Note that we compute a single value per table but because we do it for seven tables, we get seven rows in our resultant table. And group_by makes it easy to group data in any way you want. Are you interested in manufacturers instead car classes? Easy!

mpg |>
  group_by(manufacturer)  |>
  # same mean computation but per table and we've got seven of them
  summarise(avg_cty = mean(cty),
            avg_hwy = mean(hwy),
            .groups = "drop") |>
  knitr::kable()
manufacturer avg_cty avg_hwy
audi 17.61111 26.44444
chevrolet 15.00000 21.89474
dodge 13.13514 17.94595
ford 14.00000 19.36000
honda 24.44444 32.55556
hyundai 18.64286 26.85714
jeep 13.50000 17.62500
land rover 11.50000 16.50000
lincoln 11.33333 17.00000
mercury 13.25000 18.00000
nissan 18.07692 24.61538
pontiac 17.00000 26.40000
subaru 19.28571 25.57143
toyota 18.52941 24.91176
volkswagen 20.92593 29.22222

How about efficiency per class and year? Still easy!

mpg |>
  group_by(class, year)  |>
  # same mean computation but per table and we've got seven of them
  summarise(avg_cty = mean(cty),
            avg_hwy = mean(hwy),
            .groups = "drop") |>
  knitr::kable()
class year avg_cty avg_hwy
2seater 1999 15.50000 24.50000
2seater 2008 15.33333 25.00000
compact 1999 19.76000 27.92000
compact 2008 20.54545 28.72727
midsize 1999 18.15000 26.50000
midsize 2008 19.33333 28.04762
minivan 1999 16.16667 22.50000
minivan 2008 15.40000 22.20000
pickup 1999 13.00000 16.81250
pickup 2008 13.00000 16.94118
subcompact 1999 21.57895 29.00000
subcompact 2008 18.93750 27.12500
suv 1999 13.37931 17.55172
suv 2008 13.60606 18.63636

The .groups parameter of the summarize function determines whether grouping you use should be dropped (.groups = "drop", table become a single ungrouped table) or kept (.groups = "keep"). You will get a warning, if you do not specify .groups parameter, so it is a good idea to do this explicitly. In general, use .groups = "drop" as it is better to later regroup table again then work on a groupped table without realizing it (leads to some weird looking output and a tricky to chase problem). You can also explicitly drop grouping via ungroup() verb.
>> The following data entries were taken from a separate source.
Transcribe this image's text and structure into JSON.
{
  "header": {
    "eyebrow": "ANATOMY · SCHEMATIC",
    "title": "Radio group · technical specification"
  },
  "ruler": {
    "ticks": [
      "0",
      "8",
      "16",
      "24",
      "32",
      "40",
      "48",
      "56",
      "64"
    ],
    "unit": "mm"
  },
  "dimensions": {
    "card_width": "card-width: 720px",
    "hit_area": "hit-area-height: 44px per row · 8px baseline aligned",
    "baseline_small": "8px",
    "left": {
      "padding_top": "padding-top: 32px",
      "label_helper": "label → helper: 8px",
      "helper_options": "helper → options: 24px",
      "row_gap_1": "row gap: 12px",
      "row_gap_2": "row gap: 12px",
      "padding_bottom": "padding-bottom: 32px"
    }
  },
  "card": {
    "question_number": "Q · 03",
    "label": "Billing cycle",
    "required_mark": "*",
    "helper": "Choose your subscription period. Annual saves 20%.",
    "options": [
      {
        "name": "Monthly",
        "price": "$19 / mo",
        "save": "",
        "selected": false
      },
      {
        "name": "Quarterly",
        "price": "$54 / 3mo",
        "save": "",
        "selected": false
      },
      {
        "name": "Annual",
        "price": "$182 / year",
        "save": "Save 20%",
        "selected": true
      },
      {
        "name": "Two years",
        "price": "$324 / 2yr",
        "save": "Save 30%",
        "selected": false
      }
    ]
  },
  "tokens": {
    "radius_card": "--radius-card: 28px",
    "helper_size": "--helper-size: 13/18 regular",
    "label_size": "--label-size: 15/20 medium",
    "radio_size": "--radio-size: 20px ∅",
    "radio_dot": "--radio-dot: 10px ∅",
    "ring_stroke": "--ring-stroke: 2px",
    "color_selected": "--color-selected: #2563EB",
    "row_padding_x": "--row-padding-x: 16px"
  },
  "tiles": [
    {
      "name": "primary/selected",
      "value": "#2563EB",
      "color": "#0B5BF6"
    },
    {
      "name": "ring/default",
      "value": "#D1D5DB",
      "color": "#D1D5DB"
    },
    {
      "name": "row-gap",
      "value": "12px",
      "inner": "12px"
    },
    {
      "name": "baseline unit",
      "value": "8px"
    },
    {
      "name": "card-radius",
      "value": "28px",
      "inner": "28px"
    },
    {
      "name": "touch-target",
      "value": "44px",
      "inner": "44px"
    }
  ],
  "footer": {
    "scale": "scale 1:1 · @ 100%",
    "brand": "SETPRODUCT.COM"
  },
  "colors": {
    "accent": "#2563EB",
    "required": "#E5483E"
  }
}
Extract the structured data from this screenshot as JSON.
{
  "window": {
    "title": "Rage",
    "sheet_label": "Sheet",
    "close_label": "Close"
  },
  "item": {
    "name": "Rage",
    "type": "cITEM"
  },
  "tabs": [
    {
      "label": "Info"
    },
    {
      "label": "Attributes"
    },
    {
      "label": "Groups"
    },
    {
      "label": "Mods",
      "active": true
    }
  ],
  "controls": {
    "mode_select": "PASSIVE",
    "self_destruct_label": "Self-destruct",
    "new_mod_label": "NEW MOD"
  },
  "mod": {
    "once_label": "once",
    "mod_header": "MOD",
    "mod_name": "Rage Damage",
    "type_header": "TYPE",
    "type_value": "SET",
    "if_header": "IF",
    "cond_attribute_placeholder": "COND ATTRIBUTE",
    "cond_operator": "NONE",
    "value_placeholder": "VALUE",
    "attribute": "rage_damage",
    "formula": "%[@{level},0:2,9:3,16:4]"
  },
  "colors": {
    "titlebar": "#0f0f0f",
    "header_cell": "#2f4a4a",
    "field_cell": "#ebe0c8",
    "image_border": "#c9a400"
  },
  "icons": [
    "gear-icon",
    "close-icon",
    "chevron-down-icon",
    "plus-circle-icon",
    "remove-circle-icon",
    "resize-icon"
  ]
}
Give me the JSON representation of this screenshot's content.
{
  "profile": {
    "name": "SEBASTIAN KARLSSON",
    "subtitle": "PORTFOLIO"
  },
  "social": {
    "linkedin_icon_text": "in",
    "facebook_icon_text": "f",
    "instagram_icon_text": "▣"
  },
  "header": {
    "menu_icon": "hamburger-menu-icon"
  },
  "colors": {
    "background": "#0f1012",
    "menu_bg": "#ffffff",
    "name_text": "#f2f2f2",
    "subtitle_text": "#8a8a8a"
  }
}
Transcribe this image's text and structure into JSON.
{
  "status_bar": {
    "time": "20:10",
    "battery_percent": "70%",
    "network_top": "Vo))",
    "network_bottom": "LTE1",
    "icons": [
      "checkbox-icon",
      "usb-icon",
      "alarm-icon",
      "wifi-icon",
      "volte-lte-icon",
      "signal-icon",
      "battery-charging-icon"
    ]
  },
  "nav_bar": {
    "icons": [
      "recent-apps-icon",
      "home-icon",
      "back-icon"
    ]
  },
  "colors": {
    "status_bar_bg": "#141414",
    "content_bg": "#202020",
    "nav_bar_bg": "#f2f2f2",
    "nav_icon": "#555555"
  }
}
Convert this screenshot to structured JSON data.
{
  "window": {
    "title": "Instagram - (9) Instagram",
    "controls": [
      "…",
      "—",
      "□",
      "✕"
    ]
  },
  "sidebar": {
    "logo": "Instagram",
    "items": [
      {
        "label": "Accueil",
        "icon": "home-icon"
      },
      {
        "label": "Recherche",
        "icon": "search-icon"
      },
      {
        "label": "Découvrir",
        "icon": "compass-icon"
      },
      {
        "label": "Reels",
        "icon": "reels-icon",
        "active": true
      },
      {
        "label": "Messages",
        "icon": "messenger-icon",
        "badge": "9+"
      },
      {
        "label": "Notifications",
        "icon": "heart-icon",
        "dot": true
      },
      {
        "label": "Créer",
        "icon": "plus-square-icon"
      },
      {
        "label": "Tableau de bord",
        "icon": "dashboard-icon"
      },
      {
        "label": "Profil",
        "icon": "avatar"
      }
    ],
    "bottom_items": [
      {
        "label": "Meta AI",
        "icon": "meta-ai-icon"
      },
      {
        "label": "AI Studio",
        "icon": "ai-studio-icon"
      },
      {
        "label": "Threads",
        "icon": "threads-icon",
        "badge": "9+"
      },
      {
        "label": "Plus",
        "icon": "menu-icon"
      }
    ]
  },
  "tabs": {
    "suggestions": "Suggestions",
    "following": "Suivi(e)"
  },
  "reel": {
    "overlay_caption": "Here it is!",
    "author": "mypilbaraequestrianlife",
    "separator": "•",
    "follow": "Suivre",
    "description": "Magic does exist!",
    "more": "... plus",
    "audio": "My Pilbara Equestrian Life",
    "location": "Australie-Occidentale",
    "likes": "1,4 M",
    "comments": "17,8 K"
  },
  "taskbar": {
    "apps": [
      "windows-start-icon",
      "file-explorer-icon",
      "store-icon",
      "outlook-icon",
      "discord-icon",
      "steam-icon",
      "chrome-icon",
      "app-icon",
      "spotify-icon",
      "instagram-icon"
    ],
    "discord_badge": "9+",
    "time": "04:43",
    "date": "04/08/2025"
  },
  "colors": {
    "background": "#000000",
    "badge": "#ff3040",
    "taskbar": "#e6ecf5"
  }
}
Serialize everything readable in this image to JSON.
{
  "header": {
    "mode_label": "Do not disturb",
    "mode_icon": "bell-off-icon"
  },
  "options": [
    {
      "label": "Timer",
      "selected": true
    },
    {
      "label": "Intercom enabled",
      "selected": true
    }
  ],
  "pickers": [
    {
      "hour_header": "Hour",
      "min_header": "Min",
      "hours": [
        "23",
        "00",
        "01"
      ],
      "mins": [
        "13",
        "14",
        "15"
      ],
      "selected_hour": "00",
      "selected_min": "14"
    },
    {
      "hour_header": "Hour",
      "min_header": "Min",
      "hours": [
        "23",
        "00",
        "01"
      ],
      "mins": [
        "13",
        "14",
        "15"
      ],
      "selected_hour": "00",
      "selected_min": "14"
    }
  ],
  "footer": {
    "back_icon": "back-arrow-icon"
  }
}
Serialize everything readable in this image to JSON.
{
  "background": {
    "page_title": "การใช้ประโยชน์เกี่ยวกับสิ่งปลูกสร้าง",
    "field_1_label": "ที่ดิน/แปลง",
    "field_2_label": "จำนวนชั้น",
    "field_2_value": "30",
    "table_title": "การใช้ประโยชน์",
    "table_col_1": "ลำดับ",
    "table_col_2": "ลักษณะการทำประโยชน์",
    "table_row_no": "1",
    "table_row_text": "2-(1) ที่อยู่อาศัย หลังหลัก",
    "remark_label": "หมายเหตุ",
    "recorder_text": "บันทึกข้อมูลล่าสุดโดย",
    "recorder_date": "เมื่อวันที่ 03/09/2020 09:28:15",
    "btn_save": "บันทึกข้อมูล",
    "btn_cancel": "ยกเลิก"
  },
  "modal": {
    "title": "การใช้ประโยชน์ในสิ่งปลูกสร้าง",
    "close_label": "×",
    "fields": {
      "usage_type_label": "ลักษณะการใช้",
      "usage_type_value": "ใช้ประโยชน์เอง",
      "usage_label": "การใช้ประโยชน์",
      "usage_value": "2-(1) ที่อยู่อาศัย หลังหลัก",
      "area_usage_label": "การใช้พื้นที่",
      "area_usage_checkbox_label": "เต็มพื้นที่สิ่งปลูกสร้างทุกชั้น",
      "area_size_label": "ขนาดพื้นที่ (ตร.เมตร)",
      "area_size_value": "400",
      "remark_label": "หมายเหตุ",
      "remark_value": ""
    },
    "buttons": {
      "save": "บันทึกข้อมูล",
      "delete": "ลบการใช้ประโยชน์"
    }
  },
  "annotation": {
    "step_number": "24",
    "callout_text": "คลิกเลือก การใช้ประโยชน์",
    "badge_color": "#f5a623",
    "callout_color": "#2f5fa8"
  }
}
Finally, there is a cousin verb rowwise() that groups by row. I.e., every row of the table becomes its own group, which could be useful if you need to apply a computation per row and the usual mutate() approach does not work (however, this is something of an advanced topic, so it is more about recognizing it than using it).

Do exercise 11.

You can replicate the functionality of group_by + summarize in base R via aggregate() and group_by + mutate via by functions. However, they are somewhat less straightforward in use as they rely on functional programming (which you haven’t learned about yet) and require both grouping and summary function within a single call. Hence, we will skip on those.

6.10 Putting it all together

Now you have enough tools at your disposal to start programming a continuous analysis pipeline!

Do exercise 12.

6.11 Should I use Tidyverse?

As you saw above, whatever Tidyverse can do, base R can do as well. So why use a non-standard family of packages? If you are using each function in isolation, there is probably not much sense in this. Base R can do it equally well and each individual function is also compact and simple. However, if you need to chain your computation, which is almost always the case, Tidyverse’s ability to pipe the entire sequence of functions in a simple consistent and, therefore, easy to understand way is a game-changer. In the long run, pick your style. Either go “all in” with Tidyverse (that is my approach), stick to base R, or find some alternative package family (e.g., data.table). However, as far as the book is concerned, it will be almost exclusively Tydiverse from now on.